Lighthizer told a congressional hearing this month that China also backtracked on commitments on digital trade issues, including US access to cloud computing services in China.

China has downplayed its changes, and also said US demands violate its sovereignty. Foreign ministry spokesman Geng Shuang said on Friday he hoped the US side could meet China halfway.

Before the talks broke down, US officials had said the two sides made progress on intellectual property protection and that China made proposals on a range of issues that went further than Beijing had gone before.

For example, China for the first time discussed forced technology transfer as a widespread problem. China had previously refused to acknowledge that such coercion had existed to the extent alleged by the United States. US companies complain they are pressured to hand over their competitive secrets as a condition for doing business in China.

US officials also said they had made progress on cyber theft, services, currency, agriculture and non-tariff barriers to trade.

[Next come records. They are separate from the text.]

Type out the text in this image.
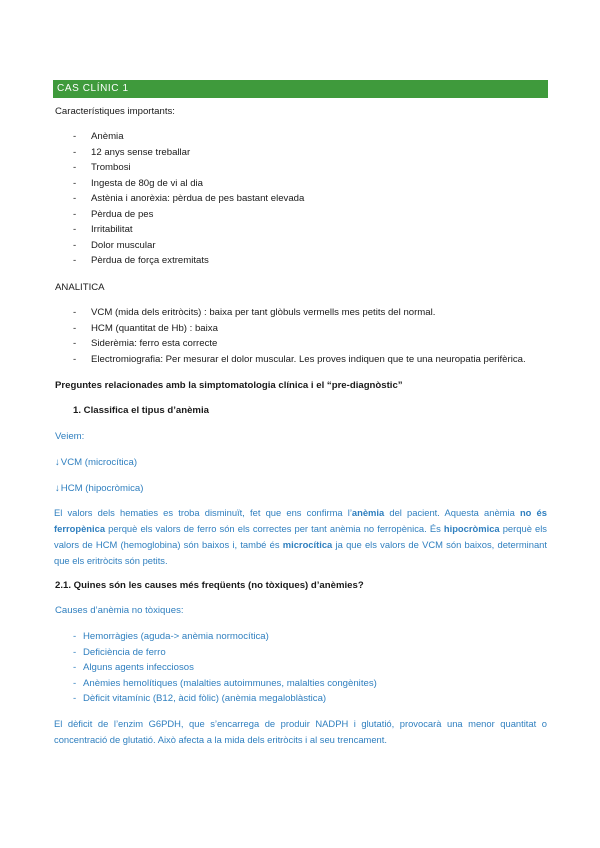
CAS CLÍNIC 1
Característiques importants:
- Anèmia
- 12 anys sense treballar
- Trombosi
- Ingesta de 80g de vi al dia
- Astènia i anorèxia: pèrdua de pes bastant elevada
- Pèrdua de pes
- Irritabilitat
- Dolor muscular
- Pèrdua de força extremitats
ANALITICA
- VCM (mida dels eritròcits) : baixa per tant glòbuls vermells mes petits del normal.
- HCM (quantitat de Hb) : baixa
- Siderèmia: ferro esta correcte
- Electromiografia: Per mesurar el dolor muscular. Les proves indiquen que te una neuropatia perifèrica.
Preguntes relacionades amb la simptomatologia clínica i el “pre-diagnòstic”
1. Classifica el tipus d’anèmia
Veiem:
↓VCM (microcítica)
↓HCM (hipocròmica)
El valors dels hematies es troba disminuït, fet que ens confirma l’anèmia del pacient. Aquesta anèmia no és ferropènica perquè els valors de ferro són els correctes per tant anèmia no ferropènica. És hipocròmica perquè els valors de HCM (hemoglobina) són baixos i, també és microcítica ja que els valors de VCM són baixos, determinant que els eritròcits són petits.
2.1. Quines són les causes més freqüents (no tòxiques) d’anèmies?
Causes d’anèmia no tòxiques:
- Hemorràgies (aguda-> anèmia normocítica)
- Deficiència de ferro
- Alguns agents infecciosos
- Anèmies hemolítiques (malalties autoimmunes, malalties congènites)
- Dèficit vitamínic (B12, àcid fòlic) (anèmia megaloblàstica)
El dèficit de l’enzim G6PDH, que s’encarrega de produir NADPH i glutatió, provocarà una menor quantitat o concentració de glutatió. Això afecta a la mida dels eritròcits i al seu trencament.
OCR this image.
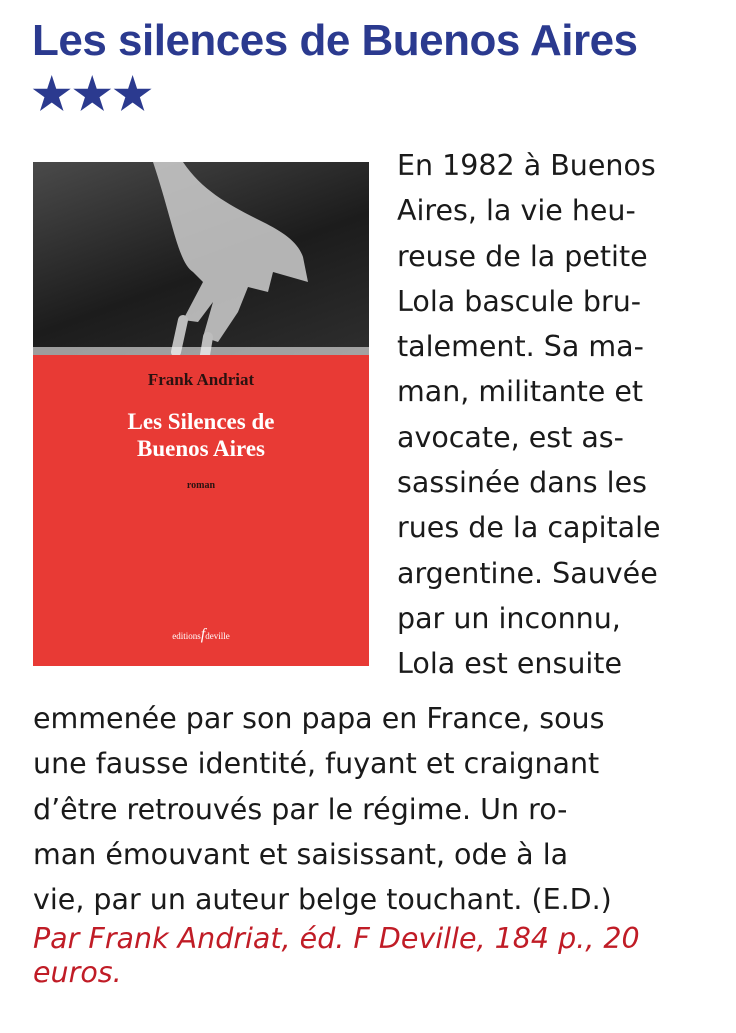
Les silences de Buenos Aires ★★★
Frank Andriat
Les Silences de
Buenos Aires
roman
editionsfdeville

En 1982 à Buenos
Aires, la vie heu-
reuse de la petite
Lola bascule bru-
talement. Sa ma-
man, militante et
avocate, est as-
sassinée dans les
rues de la capitale
argentine. Sauvée
par un inconnu,
Lola est ensuite

emmenée par son papa en France, sous
une fausse identité, fuyant et craignant
d’être retrouvés par le régime. Un ro-
man émouvant et saisissant, ode à la
vie, par un auteur belge touchant. (E.D.)

Par Frank Andriat, éd. F Deville, 184 p., 20 euros.
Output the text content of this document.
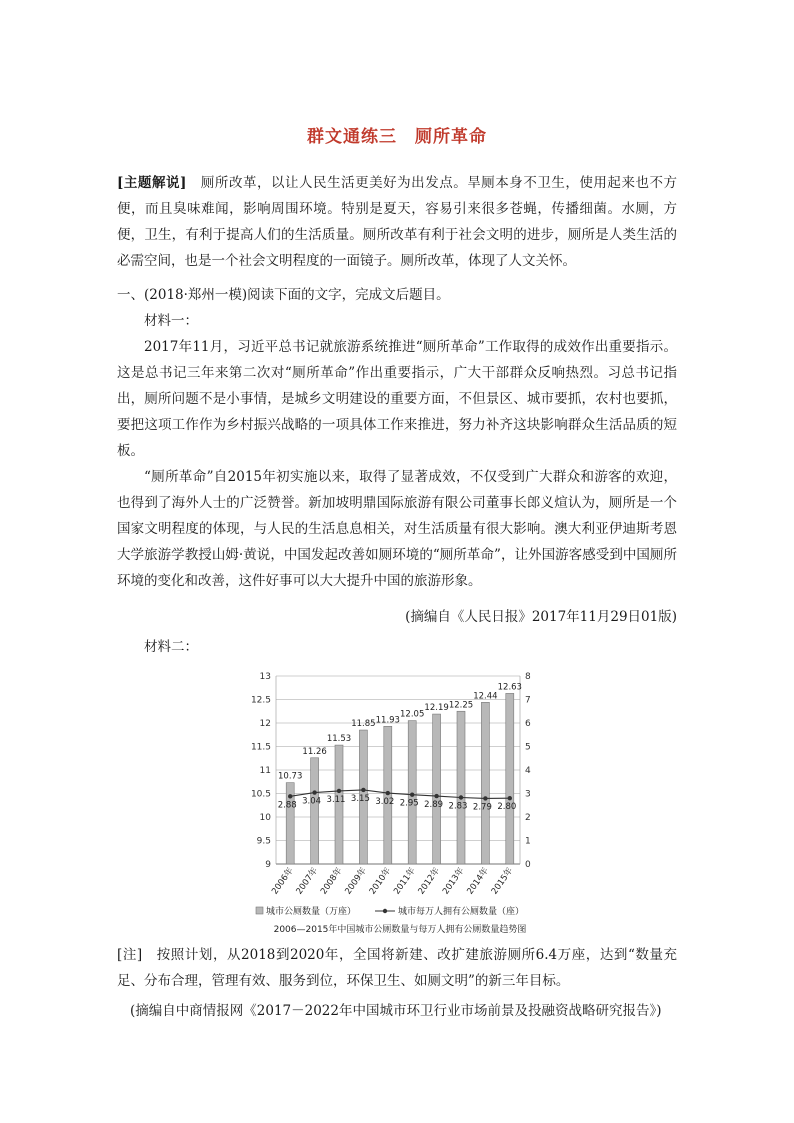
群文通练三　厕所革命

[主题解说]　厕所改革，以让人民生活更美好为出发点。旱厕本身不卫生，使用起来也不方便，而且臭味难闻，影响周围环境。特别是夏天，容易引来很多苍蝇，传播细菌。水厕，方便，卫生，有利于提高人们的生活质量。厕所改革有利于社会文明的进步，厕所是人类生活的必需空间，也是一个社会文明程度的一面镜子。厕所改革，体现了人文关怀。

一、(2018·郑州一模)阅读下面的文字，完成文后题目。

材料一：

2017年11月，习近平总书记就旅游系统推进“厕所革命”工作取得的成效作出重要指示。这是总书记三年来第二次对“厕所革命”作出重要指示，广大干部群众反响热烈。习总书记指出，厕所问题不是小事情，是城乡文明建设的重要方面，不但景区、城市要抓，农村也要抓，要把这项工作作为乡村振兴战略的一项具体工作来推进，努力补齐这块影响群众生活品质的短板。

“厕所革命”自2015年初实施以来，取得了显著成效，不仅受到广大群众和游客的欢迎，也得到了海外人士的广泛赞誉。新加坡明鼎国际旅游有限公司董事长郎义煊认为，厕所是一个国家文明程度的体现，与人民的生活息息相关，对生活质量有很大影响。澳大利亚伊迪斯考恩大学旅游学教授山姆·黄说，中国发起改善如厕环境的“厕所革命”，让外国游客感受到中国厕所环境的变化和改善，这件好事可以大大提升中国的旅游形象。

(摘编自《人民日报》2017年11月29日01版)

材料二：

9
9.5
10
10.5
11
11.5
12
12.5
13
0
1
2
3
4
5
6
7
8
10.73
2006年
11.26
2007年
11.53
2008年
11.85
2009年
11.93
2010年
12.05
2011年
12.19
2012年
12.25
2013年
12.44
2014年
12.63
2015年
2.88 3.04 3.11 3.15 3.02 2.95 2.89 2.83 2.79 2.80
城市公厕数量（万座）	城市每万人拥有公厕数量（座）
2006—2015年中国城市公厕数量与每万人拥有公厕数量趋势图

[注]　按照计划，从2018到2020年，全国将新建、改扩建旅游厕所6.4万座，达到“数量充足、分布合理，管理有效、服务到位，环保卫生、如厕文明”的新三年目标。

(摘编自中商情报网《2017－2022年中国城市环卫行业市场前景及投融资战略研究报告》)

China had offered to bring subsidies in line with World Trade Organization guidelines but had not detailed how it would do that.

For its part, the United States had watered down demands China end industrial subsidies, which would require a change in China’s state-driven economic model.

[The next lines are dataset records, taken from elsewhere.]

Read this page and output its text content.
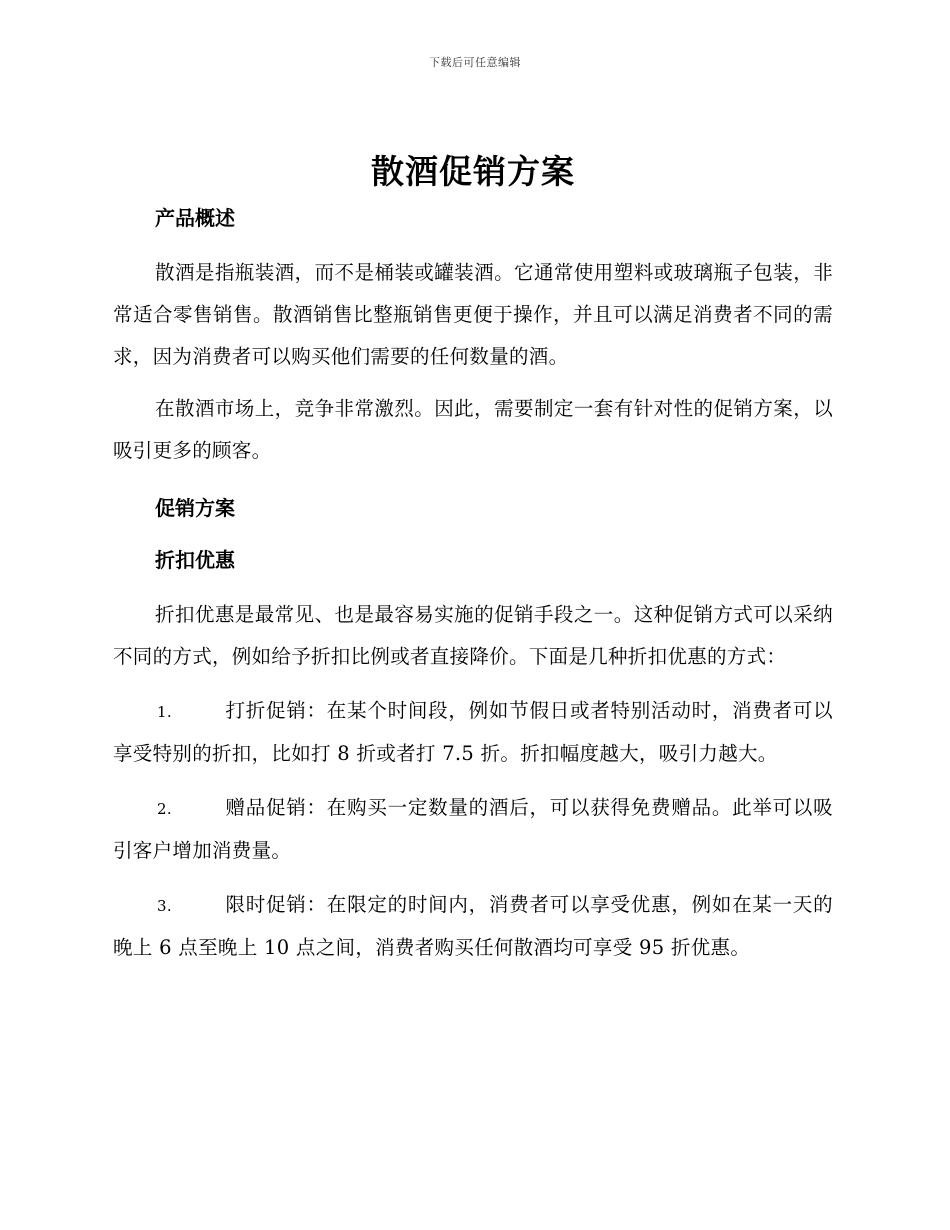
下载后可任意编辑
散酒促销方案
产品概述

散酒是指瓶装酒，而不是桶装或罐装酒。它通常使用塑料或玻璃瓶子包装，非常适合零售销售。散酒销售比整瓶销售更便于操作，并且可以满足消费者不同的需求，因为消费者可以购买他们需要的任何数量的酒。

在散酒市场上，竞争非常激烈。因此，需要制定一套有针对性的促销方案，以吸引更多的顾客。

促销方案
折扣优惠

折扣优惠是最常见、也是最容易实施的促销手段之一。这种促销方式可以采纳不同的方式，例如给予折扣比例或者直接降价。下面是几种折扣优惠的方式：

1.	打折促销：在某个时间段，例如节假日或者特别活动时，消费者可以享受特别的折扣，比如打 8 折或者打 7.5 折。折扣幅度越大，吸引力越大。
2.	赠品促销：在购买一定数量的酒后，可以获得免费赠品。此举可以吸引客户增加消费量。
3.	限时促销：在限定的时间内，消费者可以享受优惠，例如在某一天的晚上 6 点至晚上 10 点之间，消费者购买任何散酒均可享受 95 折优惠。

US officials have said China offered to make purchases of over $1 trillion worth of goods over the next six years, including agricultural and energy products as well as industrial goods. China has said, however, that there is still disagreement between the two sides on the actual purchases.

One of the key sticking points until talks broke down was the timeline for removal of the 25pc tariffs on $250 billion worth of imported goods from China that the Trump administration has already imposed. The United States wanted to keep some tariffs in place to ensure that China met the terms of the deal, but China demanded all tariffs be lifted immediately.

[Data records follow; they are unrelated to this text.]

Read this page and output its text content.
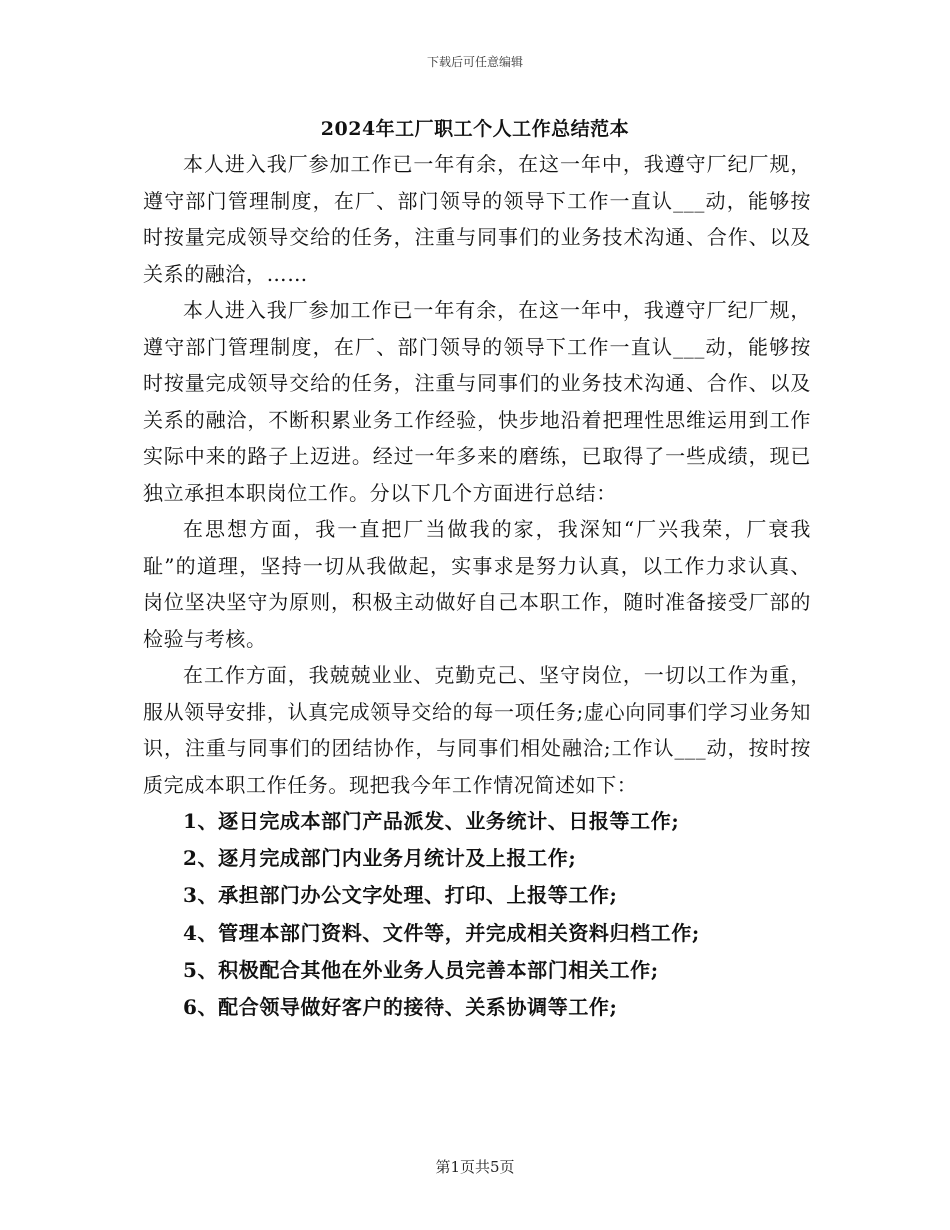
下载后可任意编辑
2024年工厂职工个人工作总结范本

本人进入我厂参加工作已一年有余，在这一年中，我遵守厂纪厂规，遵守部门管理制度，在厂、部门领导的领导下工作一直认___动，能够按时按量完成领导交给的任务，注重与同事们的业务技术沟通、合作、以及关系的融洽，……

本人进入我厂参加工作已一年有余，在这一年中，我遵守厂纪厂规，遵守部门管理制度，在厂、部门领导的领导下工作一直认___动，能够按时按量完成领导交给的任务，注重与同事们的业务技术沟通、合作、以及关系的融洽，不断积累业务工作经验，快步地沿着把理性思维运用到工作实际中来的路子上迈进。经过一年多来的磨练，已取得了一些成绩，现已独立承担本职岗位工作。分以下几个方面进行总结：

在思想方面，我一直把厂当做我的家，我深知“厂兴我荣，厂衰我耻”的道理，坚持一切从我做起，实事求是努力认真，以工作力求认真、岗位坚决坚守为原则，积极主动做好自己本职工作，随时准备接受厂部的检验与考核。

在工作方面，我兢兢业业、克勤克己、坚守岗位，一切以工作为重，服从领导安排，认真完成领导交给的每一项任务;虚心向同事们学习业务知识，注重与同事们的团结协作，与同事们相处融洽;工作认___动，按时按质完成本职工作任务。现把我今年工作情况简述如下：

1、逐日完成本部门产品派发、业务统计、日报等工作;

2、逐月完成部门内业务月统计及上报工作;

3、承担部门办公文字处理、打印、上报等工作;

4、管理本部门资料、文件等，并完成相关资料归档工作;

5、积极配合其他在外业务人员完善本部门相关工作;

6、配合领导做好客户的接待、关系协调等工作;

第1页共5页
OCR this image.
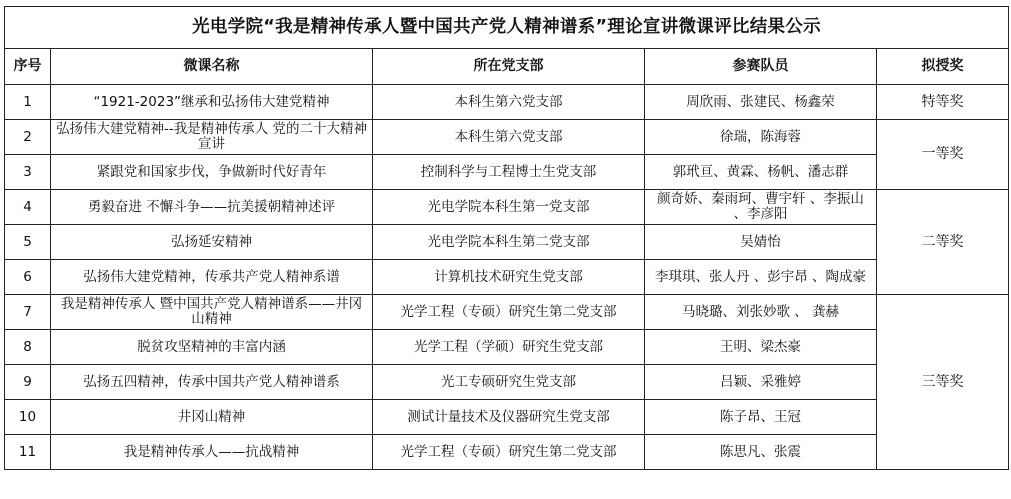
光电学院“我是精神传承人暨中国共产党人精神谱系”理论宣讲微课评比结果公示				
序号	微课名称	所在党支部	参赛队员	拟授奖
1	“1921-2023”继承和弘扬伟大建党精神	本科生第六党支部	周欣雨、张建民、杨鑫荣	特等奖
2	弘扬伟大建党精神--我是精神传承人 党的二十大精神宣讲	本科生第六党支部	徐瑞，陈海蓉	一等奖
3	紧跟党和国家步伐，争做新时代好青年	控制科学与工程博士生党支部	郭玳亘、黄霖、杨帆、潘志群	
4	勇毅奋进 不懈斗争——抗美援朝精神述评	光电学院本科生第一党支部	颜奇娇、秦雨珂、曹宇轩 、李振山 、李彦阳	二等奖
5	弘扬延安精神	光电学院本科生第二党支部	吴婧怡	
6	弘扬伟大建党精神，传承共产党人精神系谱	计算机技术研究生党支部	李琪琪、张人丹 、彭宇昂 、陶成豪	
7	我是精神传承人 暨中国共产党人精神谱系——井冈山精神	光学工程（专硕）研究生第二党支部	马晓璐、刘张妙歌 、 龚赫	三等奖
8	脱贫攻坚精神的丰富内涵	光学工程（学硕）研究生党支部	王明、梁杰豪	
9	弘扬五四精神，传承中国共产党人精神谱系	光工专硕研究生党支部	吕颖、采雅婷	
10	井冈山精神	测试计量技术及仪器研究生党支部	陈子昂、王冠	
11	我是精神传承人——抗战精神	光学工程（专硕）研究生第二党支部	陈思凡、张震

Another contentious issue was the plan for a regular review of China’s compliance, a mechanism that would maintain the perpetual threat of US tariffs.

THE STAKES

One of the biggest US concerns is who will dominate future high-technology industries. China is determined to upgrade its industrial base in 10 strategic sectors by 2025, including aerospace, robotics, semiconductors, artificial intelligence and new-energy vehicles.

Washington’s demands for change follow years of steadily rising US trade deficits with China and US complaints that Beijing has systematically obtained American IP and trade secrets through coercion and outright theft.

The USTR says China’s subsidies to state enterprises, including at the provincial and local government levels, have also led to an unsustainable build-up in industrial capacity in China – such as in steel – that has depressed global prices and hurt producers in the US and elsewhere.

US officials argue that China’s massive support for state-owned enterprises makes it hard for US companies to compete on a market-driven basis.

They say they do not have a problem with China moving up the technology ladder, but they do not want it to happen with stolen or unfairly obtained American know-how or in a market in which Chinese firms have an unfair advantage.